Abstract
Even after the guns of Nazi mobile killing squads had fallen silent, after the gas chambers at Auschwitz
had been destroyed, and after the Nazi concentration camps had been liberated, the history of the
Holocaust continued. Survivors had to rebuild their lives, to find new homes, and to share their stories.
Liberators processed what they had witnessed as they returned to their home countries. Postwar courts
convened to try far too few Nazi figures, and some European societies ostracized alleged collaborators.
Eventually memorials and museums were built around the world, and teachers struggled with how to
glean pedagogical meaning from the Holocaust. People everywhere had to make sense of what Nazi
persecution and genocide meant in the aftermath of Auschwitz. We still have to grapple with what the
Holocaust means to us and our society today.
This upper-division course will explore the legacies of the Holocaust after May 1945. Officially, ENG 102;
CH 201 or CH 202 are prerequisites for this course, and because we will be reading and writing about
sources and their contexts. That said, even if you know very little about the Holocaust, HIST 436B could
serve as your only class on this history in college, but it builds on the history explored in other UNR
courses on the Holocaust and genocide. To bring everyone up to speed, the first three weeks will present
a streamlined version of the history of the Holocaust through Christopher Browning’s excellent book
Remembering Survival: Inside a Nazi Slave-Labor Camp.
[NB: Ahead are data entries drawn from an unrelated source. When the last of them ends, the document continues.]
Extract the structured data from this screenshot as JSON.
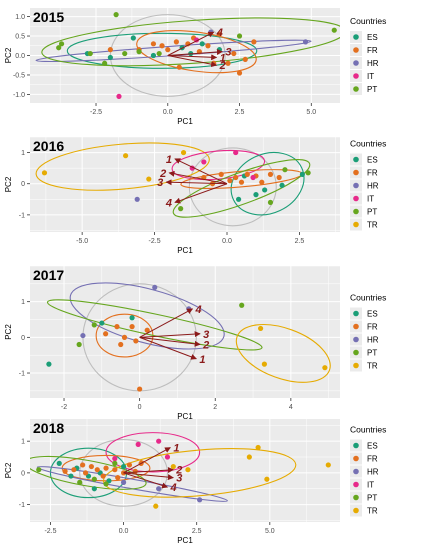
{
  "colors": {
    "ES": "#1b9e77",
    "FR": "#e3701f",
    "HR": "#7570b3",
    "IT": "#e7298a",
    "PT": "#66a61e",
    "TR": "#e6ab02",
    "arrow": "#8b1a1a",
    "grey": "#bdbdbd",
    "panel": "#ebebeb"
  },
  "chart_data": [
    {
      "type": "scatter",
      "title": "2015",
      "xlabel": "PC1",
      "ylabel": "PC2",
      "xlim": [
        -4.8,
        6.0
      ],
      "ylim": [
        -1.22,
        1.22
      ],
      "x_ticks": [
        -2.5,
        0.0,
        2.5,
        5.0
      ],
      "x_tick_labels": [
        "-2.5",
        "0.0",
        "2.5",
        "5.0"
      ],
      "y_ticks": [
        -1.0,
        -0.5,
        0.0,
        0.5,
        1.0
      ],
      "y_tick_labels": [
        "-1.0",
        "-0.5",
        "0.0",
        "0.5",
        "1.0"
      ],
      "legend_title": "Countries",
      "legend": [
        "ES",
        "FR",
        "HR",
        "IT",
        "PT"
      ],
      "points": {
        "ES": [
          [
            -2.8,
            0.05
          ],
          [
            -1.2,
            0.45
          ],
          [
            -0.5,
            0.0
          ],
          [
            0.5,
            0.2
          ],
          [
            1.2,
            0.3
          ],
          [
            1.8,
            0.15
          ],
          [
            -2.0,
            -0.05
          ],
          [
            0.8,
            0.05
          ]
        ],
        "FR": [
          [
            -1.0,
            0.15
          ],
          [
            -0.2,
            0.25
          ],
          [
            0.3,
            0.35
          ],
          [
            0.7,
            0.3
          ],
          [
            0.9,
            0.45
          ],
          [
            1.1,
            0.1
          ],
          [
            1.4,
            0.25
          ],
          [
            1.6,
            -0.2
          ],
          [
            2.1,
            -0.2
          ],
          [
            2.5,
            -0.45
          ],
          [
            3.0,
            0.35
          ],
          [
            0.4,
            -0.3
          ],
          [
            -0.5,
            0.3
          ],
          [
            1.8,
            0.55
          ],
          [
            2.3,
            0.05
          ],
          [
            2.7,
            -0.1
          ],
          [
            0.0,
            0.15
          ],
          [
            -2.0,
            0.15
          ]
        ],
        "HR": [
          [
            1.5,
            0.6
          ],
          [
            4.8,
            0.35
          ]
        ],
        "IT": [
          [
            -1.7,
            -1.05
          ],
          [
            1.0,
            0.4
          ]
        ],
        "PT": [
          [
            -3.8,
            0.2
          ],
          [
            -3.7,
            0.3
          ],
          [
            -2.7,
            0.05
          ],
          [
            -2.2,
            -0.2
          ],
          [
            -1.8,
            1.05
          ],
          [
            -1.5,
            0.05
          ],
          [
            -1.0,
            0.1
          ],
          [
            2.5,
            0.5
          ],
          [
            5.8,
            0.65
          ],
          [
            -0.3,
            0.05
          ]
        ]
      },
      "ellipses": [
        {
          "group": "grey",
          "cx": 0.0,
          "cy": 0.0,
          "rx": 2.0,
          "ry": 1.05,
          "angle": 0
        },
        {
          "group": "ES",
          "cx": -0.2,
          "cy": 0.12,
          "rx": 3.3,
          "ry": 0.45,
          "angle": 0
        },
        {
          "group": "FR",
          "cx": 1.0,
          "cy": 0.1,
          "rx": 2.1,
          "ry": 0.5,
          "angle": -8
        },
        {
          "group": "HR",
          "cx": 0.2,
          "cy": 0.12,
          "rx": 4.8,
          "ry": 0.12,
          "angle": 4
        },
        {
          "group": "PT",
          "cx": 0.9,
          "cy": 0.35,
          "rx": 5.3,
          "ry": 0.55,
          "angle": 4
        }
      ],
      "arrows": [
        {
          "label": "1",
          "x": 1.7,
          "y": -0.05
        },
        {
          "label": "2",
          "x": 1.7,
          "y": -0.25
        },
        {
          "label": "3",
          "x": 1.9,
          "y": 0.1
        },
        {
          "label": "4",
          "x": 1.6,
          "y": 0.6
        }
      ]
    },
    {
      "type": "scatter",
      "title": "2016",
      "xlabel": "PC1",
      "ylabel": "PC2",
      "xlim": [
        -6.8,
        3.9
      ],
      "ylim": [
        -1.55,
        1.5
      ],
      "x_ticks": [
        -5.0,
        -2.5,
        0.0,
        2.5
      ],
      "x_tick_labels": [
        "-5.0",
        "-2.5",
        "0.0",
        "2.5"
      ],
      "y_ticks": [
        -1,
        0,
        1
      ],
      "y_tick_labels": [
        "-1",
        "0",
        "1"
      ],
      "legend_title": "Countries",
      "legend": [
        "ES",
        "FR",
        "HR",
        "IT",
        "PT",
        "TR"
      ],
      "points": {
        "ES": [
          [
            0.6,
            0.25
          ],
          [
            1.3,
            -0.2
          ],
          [
            1.9,
            -0.05
          ],
          [
            2.6,
            0.3
          ],
          [
            0.4,
            -0.5
          ],
          [
            1.0,
            -0.35
          ]
        ],
        "FR": [
          [
            -0.5,
            0.0
          ],
          [
            -0.2,
            0.3
          ],
          [
            0.1,
            0.1
          ],
          [
            0.5,
            0.05
          ],
          [
            0.7,
            0.3
          ],
          [
            1.0,
            0.25
          ],
          [
            1.2,
            0.05
          ],
          [
            1.5,
            0.3
          ],
          [
            0.3,
            0.2
          ],
          [
            -0.8,
            0.2
          ],
          [
            1.8,
            0.2
          ]
        ],
        "HR": [
          [
            -3.1,
            -0.5
          ]
        ],
        "IT": [
          [
            -0.8,
            0.7
          ],
          [
            0.3,
            1.0
          ],
          [
            -1.2,
            0.5
          ],
          [
            0.9,
            0.2
          ]
        ],
        "PT": [
          [
            -1.6,
            -0.8
          ],
          [
            2.0,
            0.45
          ],
          [
            2.8,
            0.35
          ],
          [
            1.5,
            -0.6
          ]
        ],
        "TR": [
          [
            -6.3,
            0.35
          ],
          [
            -3.5,
            0.9
          ],
          [
            -2.7,
            0.15
          ],
          [
            -1.5,
            1.0
          ]
        ]
      },
      "ellipses": [
        {
          "group": "grey",
          "cx": 0.2,
          "cy": -0.1,
          "rx": 1.5,
          "ry": 1.25,
          "angle": 0
        },
        {
          "group": "TR",
          "cx": -3.6,
          "cy": 0.55,
          "rx": 3.0,
          "ry": 0.72,
          "angle": 5
        },
        {
          "group": "IT",
          "cx": -0.3,
          "cy": 0.6,
          "rx": 1.6,
          "ry": 0.45,
          "angle": 5
        },
        {
          "group": "ES",
          "cx": 1.4,
          "cy": 0.0,
          "rx": 1.3,
          "ry": 0.95,
          "angle": 25
        },
        {
          "group": "FR",
          "cx": 0.5,
          "cy": 0.15,
          "rx": 2.1,
          "ry": 0.25,
          "angle": 5
        },
        {
          "group": "PT",
          "cx": 0.5,
          "cy": -0.15,
          "rx": 2.5,
          "ry": 0.5,
          "angle": 20
        }
      ],
      "arrows": [
        {
          "label": "1",
          "x": -1.8,
          "y": 0.8
        },
        {
          "label": "2",
          "x": -2.0,
          "y": 0.35
        },
        {
          "label": "3",
          "x": -2.1,
          "y": 0.05
        },
        {
          "label": "4",
          "x": -1.8,
          "y": -0.6
        }
      ]
    },
    {
      "type": "scatter",
      "title": "2017",
      "xlabel": "PC1",
      "ylabel": "PC2",
      "xlim": [
        -2.9,
        5.3
      ],
      "ylim": [
        -1.7,
        2.0
      ],
      "x_ticks": [
        -2,
        0,
        2,
        4
      ],
      "x_tick_labels": [
        "-2",
        "0",
        "2",
        "4"
      ],
      "y_ticks": [
        -1,
        0,
        1
      ],
      "y_tick_labels": [
        "-1",
        "0",
        "1"
      ],
      "legend_title": "Countries",
      "legend": [
        "ES",
        "FR",
        "HR",
        "PT",
        "TR"
      ],
      "points": {
        "ES": [
          [
            -2.4,
            -0.75
          ],
          [
            -0.2,
            0.55
          ],
          [
            -1.0,
            0.4
          ]
        ],
        "FR": [
          [
            -0.9,
            0.1
          ],
          [
            -0.6,
            0.3
          ],
          [
            -0.4,
            0.0
          ],
          [
            -0.2,
            0.3
          ],
          [
            -0.1,
            -0.1
          ],
          [
            0.2,
            0.2
          ],
          [
            -0.5,
            -0.2
          ],
          [
            0.0,
            -1.45
          ]
        ],
        "HR": [
          [
            -1.5,
            0.05
          ],
          [
            0.4,
            1.4
          ],
          [
            1.3,
            0.8
          ]
        ],
        "PT": [
          [
            -1.6,
            -0.2
          ],
          [
            -1.2,
            0.35
          ],
          [
            2.7,
            0.9
          ]
        ],
        "TR": [
          [
            3.2,
            0.25
          ],
          [
            3.3,
            -0.75
          ],
          [
            4.9,
            -0.85
          ]
        ]
      },
      "ellipses": [
        {
          "group": "grey",
          "cx": 0.0,
          "cy": 0.0,
          "rx": 1.5,
          "ry": 1.5,
          "angle": 0
        },
        {
          "group": "FR",
          "cx": -0.4,
          "cy": 0.05,
          "rx": 0.75,
          "ry": 0.6,
          "angle": 0
        },
        {
          "group": "HR",
          "cx": 0.2,
          "cy": 0.6,
          "rx": 2.1,
          "ry": 0.75,
          "angle": -15
        },
        {
          "group": "PT",
          "cx": 0.4,
          "cy": 0.35,
          "rx": 2.9,
          "ry": 0.3,
          "angle": -12
        },
        {
          "group": "TR",
          "cx": 3.8,
          "cy": -0.45,
          "rx": 1.3,
          "ry": 0.7,
          "angle": -20
        }
      ],
      "arrows": [
        {
          "label": "1",
          "x": 1.5,
          "y": -0.6
        },
        {
          "label": "2",
          "x": 1.6,
          "y": -0.2
        },
        {
          "label": "3",
          "x": 1.6,
          "y": 0.1
        },
        {
          "label": "4",
          "x": 1.4,
          "y": 0.8
        }
      ]
    },
    {
      "type": "scatter",
      "title": "2018",
      "xlabel": "PC1",
      "ylabel": "PC2",
      "xlim": [
        -3.2,
        7.4
      ],
      "ylim": [
        -1.55,
        1.7
      ],
      "x_ticks": [
        -2.5,
        0.0,
        2.5,
        5.0
      ],
      "x_tick_labels": [
        "-2.5",
        "0.0",
        "2.5",
        "5.0"
      ],
      "y_ticks": [
        -1,
        0,
        1
      ],
      "y_tick_labels": [
        "-1",
        "0",
        "1"
      ],
      "legend_title": "Countries",
      "legend": [
        "ES",
        "FR",
        "HR",
        "IT",
        "PT",
        "TR"
      ],
      "points": {
        "ES": [
          [
            -2.2,
            0.3
          ],
          [
            -1.6,
            0.15
          ],
          [
            -1.2,
            -0.1
          ],
          [
            -0.8,
            0.0
          ],
          [
            -0.5,
            -0.25
          ],
          [
            0.0,
            0.2
          ],
          [
            -1.0,
            -0.5
          ],
          [
            -1.8,
            -0.1
          ]
        ],
        "FR": [
          [
            -2.0,
            0.05
          ],
          [
            -1.7,
            0.1
          ],
          [
            -1.4,
            0.25
          ],
          [
            -1.1,
            0.2
          ],
          [
            -0.9,
            0.1
          ],
          [
            -0.6,
            0.15
          ],
          [
            -0.3,
            0.1
          ],
          [
            0.2,
            0.25
          ],
          [
            0.4,
            0.05
          ],
          [
            -0.7,
            -0.1
          ],
          [
            -1.3,
            0.0
          ],
          [
            0.0,
            0.0
          ],
          [
            0.6,
            0.3
          ],
          [
            -0.2,
            -0.15
          ]
        ],
        "HR": [
          [
            0.0,
            -0.3
          ],
          [
            1.2,
            -0.5
          ],
          [
            2.6,
            -0.85
          ]
        ],
        "IT": [
          [
            0.5,
            0.9
          ],
          [
            1.2,
            1.0
          ],
          [
            -0.3,
            0.45
          ],
          [
            1.5,
            0.5
          ]
        ],
        "PT": [
          [
            -2.9,
            0.1
          ],
          [
            -1.5,
            -0.3
          ],
          [
            -1.0,
            -0.2
          ],
          [
            -0.6,
            -0.35
          ],
          [
            -0.3,
            0.3
          ]
        ],
        "TR": [
          [
            1.7,
            0.2
          ],
          [
            1.1,
            -1.05
          ],
          [
            4.3,
            0.5
          ],
          [
            4.6,
            0.8
          ],
          [
            4.9,
            -0.2
          ],
          [
            7.0,
            0.25
          ],
          [
            2.2,
            0.1
          ]
        ]
      },
      "ellipses": [
        {
          "group": "grey",
          "cx": 0.0,
          "cy": 0.0,
          "rx": 1.5,
          "ry": 1.05,
          "angle": 0
        },
        {
          "group": "ES",
          "cx": -1.2,
          "cy": 0.0,
          "rx": 1.3,
          "ry": 0.78,
          "angle": 0
        },
        {
          "group": "IT",
          "cx": 1.0,
          "cy": 0.65,
          "rx": 1.6,
          "ry": 0.62,
          "angle": 0
        },
        {
          "group": "FR",
          "cx": -0.6,
          "cy": 0.15,
          "rx": 1.5,
          "ry": 0.4,
          "angle": 0
        },
        {
          "group": "HR",
          "cx": 0.3,
          "cy": -0.35,
          "rx": 3.3,
          "ry": 0.15,
          "angle": -10
        },
        {
          "group": "PT",
          "cx": -1.3,
          "cy": 0.0,
          "rx": 2.1,
          "ry": 0.4,
          "angle": -10
        },
        {
          "group": "TR",
          "cx": 2.6,
          "cy": 0.0,
          "rx": 3.3,
          "ry": 0.72,
          "angle": 5
        }
      ],
      "arrows": [
        {
          "label": "1",
          "x": 1.6,
          "y": 0.8
        },
        {
          "label": "2",
          "x": 1.7,
          "y": 0.1
        },
        {
          "label": "3",
          "x": 1.7,
          "y": -0.15
        },
        {
          "label": "4",
          "x": 1.5,
          "y": -0.45
        }
      ]
    }
  ]
}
After that we’ll hit the ground running by
exploring topics including the experiences of refugees, postwar justice, the psychology of the Holocaust
(particularly related to aging survivors and their children), literature and cinema, Holocaust museums and
memorials, global Holocaust memory, and pedagogy related to the Holocaust. This course is roughly
divided in thirds to consider the legacies of the Holocaust across Europe, in the United States, and in
Israel. Our course will culminate in your presentations related to the Holocaust and its legacies.